Mario Di Giovanni, nel febbraio 1983, era “consigliere” al Centro di Formazione Professionale di Fossano. Per Don Bosco “il Consigliere” aveva una funzione educativa fondamentale, soprattutto volta al recupero e alla formazione morale e civile dei giovani. Consigliere, infatti, era un educatore che “doveva sorvegliare indefessamente, sia nell’oratorio che fuori, i giovani a lui soggetti, procurando di tener relazione coi rispettivi loro genitori, onde ragguagliarli delle loro frequenze, o mancanze , ed informarsi di loro condotta. Li avrebbero dovuti correggere amorevolmente dei loro difetti, istillando nei loro cuori, con la voce e con l’esempio, l’amore alla pietà e la fuga dal vizio”.

E Mario faceva proprio così. Scrive Lignola nel libro: “Lungo tutta la mia strada non saprei trovare altro uomo di così energico carattere, garante dell’educazione e dell’insegnamento”. Mario era nato a Sparanise il 25 febbraio 1941 ed entrò nella famiglia di don Bosco, a San Mauro Torinese, a soli 14 anni, per consacrarsi definitivamente a lui a Peveragno il 30 luglio 1966. In qualità di capo di laboratorio meccanico passerà attraverso gli istituti salesiani di S. Benigno Canadese, Brà e Fossano. Qui la svolta. Alla guida dell’Istituto Professionale prima e del centro di formazione Professionale poi. dedicherà ben 5 anni.
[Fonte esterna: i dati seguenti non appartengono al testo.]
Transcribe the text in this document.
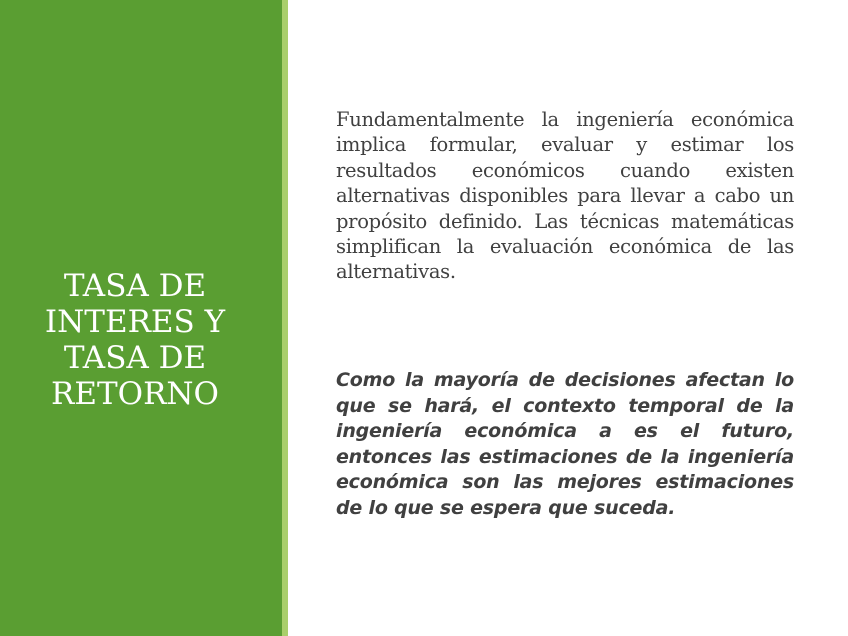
TASA DE
INTERES Y
TASA DE
RETORNO

Fundamentalmente la ingeniería económica implica formular, evaluar y estimar los resultados económicos cuando existen alternativas disponibles para llevar a cabo un propósito definido. Las técnicas matemáticas simplifican la evaluación económica de las alternativas.

Como la mayoría de decisiones afectan lo que se hará, el contexto temporal de la ingeniería económica a es el futuro, entonces las estimaciones de la ingeniería económica son las mejores estimaciones de lo que se espera que suceda.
Fino alla certificazione ISO 9001 per la formazione e l’aggiornamento professionale accreditata dalla Regione Piemonte. Dal 30 gennaio 1998 l’intera struttura è dedicata alla sua memoria e all’entrata dei laboratori c’è un busto bronzeo che lo raffigura. Sopra una semplice dedica: “Mario Di Giovanni. Salesiano. Una vita a Dio per i giovani”.